Mais de toute façon, c’était mouché d’avance. Les us et coutumes étaient trop éloignés à la base.
Ça, le syndicat le savait bien et feignait l'aveuglement. C’était même le plan. Il voulait détruire les mœurs et cultures des copropriétaires ainsi que ceux des habitants des caves pour que tous s’adaptent aux valeurs préconisées, par la guilde de la bannière étoilée, décrétées comme bien intentionnées et qui constituaient le bout du chemin de la civilisation foncière, parait-il. Si on gueulait que c’était plus possible, alors ils nous giflaient de fâcheux fachos (un ancien syndicat qui avait collaboré avec celui qui faisait disparaitre des gens spécifiques dans le local technique, souvenez-vous), nostalgiques des heures les plus encrassées de notre histoire, et ils poussèrent le vice jusqu’à se renommer le syndicat pludechévou.
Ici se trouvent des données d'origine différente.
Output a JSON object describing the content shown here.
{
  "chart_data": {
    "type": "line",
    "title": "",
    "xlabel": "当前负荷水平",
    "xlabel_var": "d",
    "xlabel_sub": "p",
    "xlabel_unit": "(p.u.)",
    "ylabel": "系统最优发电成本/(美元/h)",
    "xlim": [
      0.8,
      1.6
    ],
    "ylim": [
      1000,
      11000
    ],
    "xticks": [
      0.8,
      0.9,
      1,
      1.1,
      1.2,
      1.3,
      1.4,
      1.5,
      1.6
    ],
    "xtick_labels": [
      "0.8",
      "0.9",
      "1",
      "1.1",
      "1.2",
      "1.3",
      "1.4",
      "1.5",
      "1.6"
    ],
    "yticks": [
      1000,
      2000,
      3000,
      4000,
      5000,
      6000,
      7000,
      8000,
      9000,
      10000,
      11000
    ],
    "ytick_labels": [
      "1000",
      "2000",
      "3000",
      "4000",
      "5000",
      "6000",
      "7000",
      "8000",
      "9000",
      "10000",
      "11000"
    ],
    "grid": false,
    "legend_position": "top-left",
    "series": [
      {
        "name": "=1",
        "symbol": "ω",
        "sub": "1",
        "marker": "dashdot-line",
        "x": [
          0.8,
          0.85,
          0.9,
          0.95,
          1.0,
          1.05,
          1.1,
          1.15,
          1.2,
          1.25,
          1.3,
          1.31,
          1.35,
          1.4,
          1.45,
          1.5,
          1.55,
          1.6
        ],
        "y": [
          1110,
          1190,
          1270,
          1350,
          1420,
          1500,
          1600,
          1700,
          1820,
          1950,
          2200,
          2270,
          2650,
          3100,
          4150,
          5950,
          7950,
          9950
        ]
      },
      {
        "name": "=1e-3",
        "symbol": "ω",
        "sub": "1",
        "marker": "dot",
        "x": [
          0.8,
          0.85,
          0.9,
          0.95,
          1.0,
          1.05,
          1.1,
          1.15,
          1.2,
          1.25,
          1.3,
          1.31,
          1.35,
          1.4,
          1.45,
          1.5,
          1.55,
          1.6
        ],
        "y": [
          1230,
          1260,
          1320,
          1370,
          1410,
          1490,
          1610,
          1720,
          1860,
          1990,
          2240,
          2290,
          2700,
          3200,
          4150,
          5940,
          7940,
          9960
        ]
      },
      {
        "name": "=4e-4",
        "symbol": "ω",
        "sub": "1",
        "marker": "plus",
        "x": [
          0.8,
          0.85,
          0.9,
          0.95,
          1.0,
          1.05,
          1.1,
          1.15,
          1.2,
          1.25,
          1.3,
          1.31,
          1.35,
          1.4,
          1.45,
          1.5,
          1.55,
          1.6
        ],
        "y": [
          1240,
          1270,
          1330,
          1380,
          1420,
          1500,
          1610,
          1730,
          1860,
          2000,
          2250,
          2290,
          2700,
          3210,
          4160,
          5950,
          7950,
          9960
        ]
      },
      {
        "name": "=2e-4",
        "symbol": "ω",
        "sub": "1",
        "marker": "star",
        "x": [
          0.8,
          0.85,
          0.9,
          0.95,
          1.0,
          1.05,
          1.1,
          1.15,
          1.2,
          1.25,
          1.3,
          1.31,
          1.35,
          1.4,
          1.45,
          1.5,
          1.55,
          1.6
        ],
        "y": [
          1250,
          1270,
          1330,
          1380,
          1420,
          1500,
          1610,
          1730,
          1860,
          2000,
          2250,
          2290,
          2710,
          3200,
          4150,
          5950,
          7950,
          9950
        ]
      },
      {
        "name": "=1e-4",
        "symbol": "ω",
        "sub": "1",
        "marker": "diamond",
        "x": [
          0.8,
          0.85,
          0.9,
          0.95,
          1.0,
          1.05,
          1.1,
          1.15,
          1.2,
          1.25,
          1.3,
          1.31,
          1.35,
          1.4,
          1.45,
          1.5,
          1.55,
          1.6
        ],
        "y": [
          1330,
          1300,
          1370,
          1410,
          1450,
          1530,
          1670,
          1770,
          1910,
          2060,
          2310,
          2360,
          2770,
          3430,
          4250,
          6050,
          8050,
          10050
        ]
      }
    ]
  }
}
Un jour, la corporation organisa un referendum orienté, scribouillé par un chevalier de l’ordre de Malte et ex-président de notre syndicat, encore plus pompadour que celui au nez et aux oreilles sensibles. Il nous demanda de prendre position en faveur d’un ensemble de lois pour une restructuration foncière globale. Le texte était un véritable rébus et là, on leur dit en masse « Hé ho ! On veut retrouver notre douceur de vivre, nos caves désinfectées et Danielle Gilbert à la télé » et, eux, mimant la surdité, nous répondirent « Youpi ! Merci ! On fera ça le plus vite possible ! ». C’était le début de la fin des haricots pour nous et des pois chiches pour les habitants des sous-sols.
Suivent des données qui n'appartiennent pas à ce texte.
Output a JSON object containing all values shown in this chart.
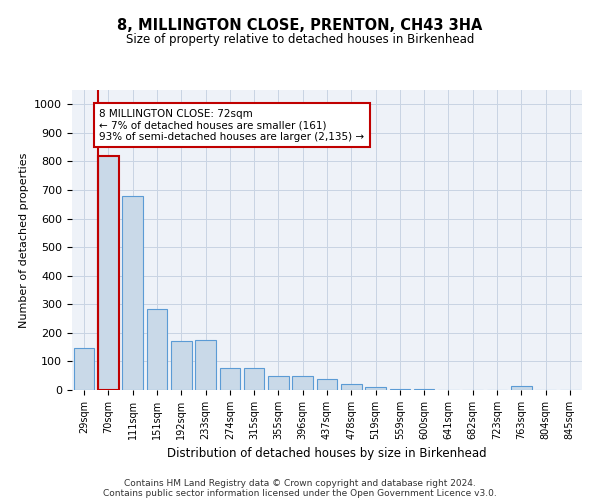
{
  "title": "8, MILLINGTON CLOSE, PRENTON, CH43 3HA",
  "subtitle": "Size of property relative to detached houses in Birkenhead",
  "xlabel": "Distribution of detached houses by size in Birkenhead",
  "ylabel": "Number of detached properties",
  "categories": [
    "29sqm",
    "70sqm",
    "111sqm",
    "151sqm",
    "192sqm",
    "233sqm",
    "274sqm",
    "315sqm",
    "355sqm",
    "396sqm",
    "437sqm",
    "478sqm",
    "519sqm",
    "559sqm",
    "600sqm",
    "641sqm",
    "682sqm",
    "723sqm",
    "763sqm",
    "804sqm",
    "845sqm"
  ],
  "values": [
    148,
    820,
    680,
    282,
    173,
    175,
    78,
    78,
    50,
    50,
    40,
    22,
    12,
    5,
    5,
    0,
    0,
    0,
    15,
    0,
    0
  ],
  "bar_color": "#c9d9e8",
  "bar_edge_color": "#5b9bd5",
  "highlight_bar_index": 1,
  "highlight_edge_color": "#c00000",
  "annotation_text": "8 MILLINGTON CLOSE: 72sqm\n← 7% of detached houses are smaller (161)\n93% of semi-detached houses are larger (2,135) →",
  "annotation_box_edge_color": "#c00000",
  "ylim": [
    0,
    1050
  ],
  "yticks": [
    0,
    100,
    200,
    300,
    400,
    500,
    600,
    700,
    800,
    900,
    1000
  ],
  "grid_color": "#c8d4e3",
  "footnote1": "Contains HM Land Registry data © Crown copyright and database right 2024.",
  "footnote2": "Contains public sector information licensed under the Open Government Licence v3.0.",
  "background_color": "#eef2f8"
}
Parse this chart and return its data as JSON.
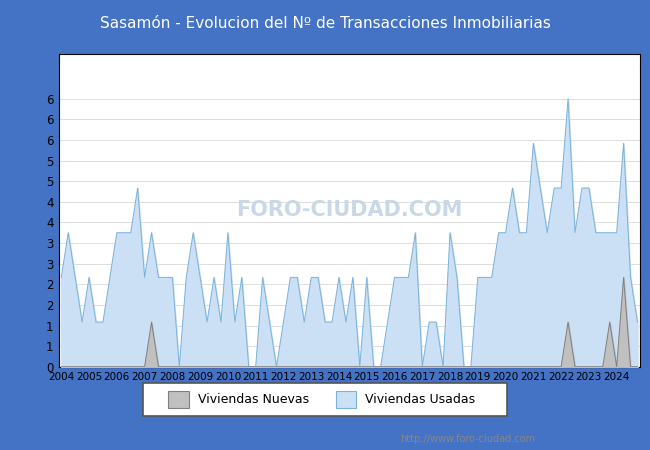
{
  "title": "Sasamón - Evolucion del Nº de Transacciones Inmobiliarias",
  "header_bg": "#4472c4",
  "header_text_color": "#ffffff",
  "header_fontsize": 11,
  "ylim": [
    0,
    7.0
  ],
  "ytick_positions": [
    0,
    0.4615,
    0.9231,
    1.3846,
    1.8462,
    2.3077,
    2.7692,
    3.2308,
    3.6923,
    4.1538,
    4.6154,
    5.0769,
    5.5385,
    6.0
  ],
  "ytick_labels": [
    "0",
    "1",
    "1",
    "2",
    "2",
    "3",
    "3",
    "4",
    "4",
    "5",
    "5",
    "6",
    "6",
    "6"
  ],
  "plot_bg": "#ffffff",
  "grid_color": "#dddddd",
  "border_color": "#000000",
  "url_text": "http://www.foro-ciudad.com",
  "legend_labels": [
    "Viviendas Nuevas",
    "Viviendas Usadas"
  ],
  "color_nuevas_fill": "#c0c0c0",
  "color_nuevas_line": "#808080",
  "color_usadas_fill": "#cce0f5",
  "color_usadas_line": "#7ab3d9",
  "watermark": "FORO-CIUDAD.COM",
  "watermark_color": "#c8d8e8",
  "start_year": 2004,
  "end_year": 2024,
  "quarters_per_year": 4,
  "viviendas_nuevas": [
    0,
    0,
    0,
    0,
    0,
    0,
    0,
    0,
    0,
    0,
    0,
    0,
    0,
    1,
    0,
    0,
    0,
    0,
    0,
    0,
    0,
    0,
    0,
    0,
    0,
    0,
    0,
    0,
    0,
    0,
    0,
    0,
    0,
    0,
    0,
    0,
    0,
    0,
    0,
    0,
    0,
    0,
    0,
    0,
    0,
    0,
    0,
    0,
    0,
    0,
    0,
    0,
    0,
    0,
    0,
    0,
    0,
    0,
    0,
    0,
    0,
    0,
    0,
    0,
    0,
    0,
    0,
    0,
    0,
    0,
    0,
    0,
    0,
    1,
    0,
    0,
    0,
    0,
    0,
    1,
    0,
    2,
    0,
    0
  ],
  "viviendas_usadas": [
    2,
    3,
    2,
    1,
    2,
    1,
    1,
    2,
    3,
    3,
    3,
    4,
    2,
    3,
    2,
    2,
    2,
    0,
    2,
    3,
    2,
    1,
    2,
    1,
    3,
    1,
    2,
    0,
    0,
    2,
    1,
    0,
    1,
    2,
    2,
    1,
    2,
    2,
    1,
    1,
    2,
    1,
    2,
    0,
    2,
    0,
    0,
    1,
    2,
    2,
    2,
    3,
    0,
    1,
    1,
    0,
    3,
    2,
    0,
    0,
    2,
    2,
    2,
    3,
    3,
    4,
    3,
    3,
    5,
    4,
    3,
    4,
    4,
    6,
    3,
    4,
    4,
    3,
    3,
    3,
    3,
    5,
    2,
    1
  ]
}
Grâce à une arme mathématique d’une opacité proprement ahurissante, la crise vint boxer la civilisation foncière à la Mohamed Ali. Une large part des copropriétaires des étages, les moins aisés d’entre nous, perdirent leurs biens, pour soit finir à la cave avec les hostiles ou soit carrément à la rue pour en devenir un soi-même. C’était l’hécatombe en trombe, pour le plus grand profit des corporations qui reproposèrent les piaules à des conditions effarantes.
Aujourd’hui, la mafia des syndicats est en passe de réaliser son rêve le plus secret : la privatisation de l’ensemble des bâtiments et des appartements pour les transformer en hôtel. Toutefois, leur progression est freinée depuis l’apparition de deux autres puissants Léviathan, le syndicat du bol de riz souriant et le syndicat du Hezbougnoullah Global, aux mêmes visées hégémoniques.
Ainsi, Michel Houellebecq, pas vaillant pour un sou, changea carrément d’immeuble pour celui d’une autre bannière où les caves servaient encore à y loger des rats et du picrate, plutôt que de pauvres hères.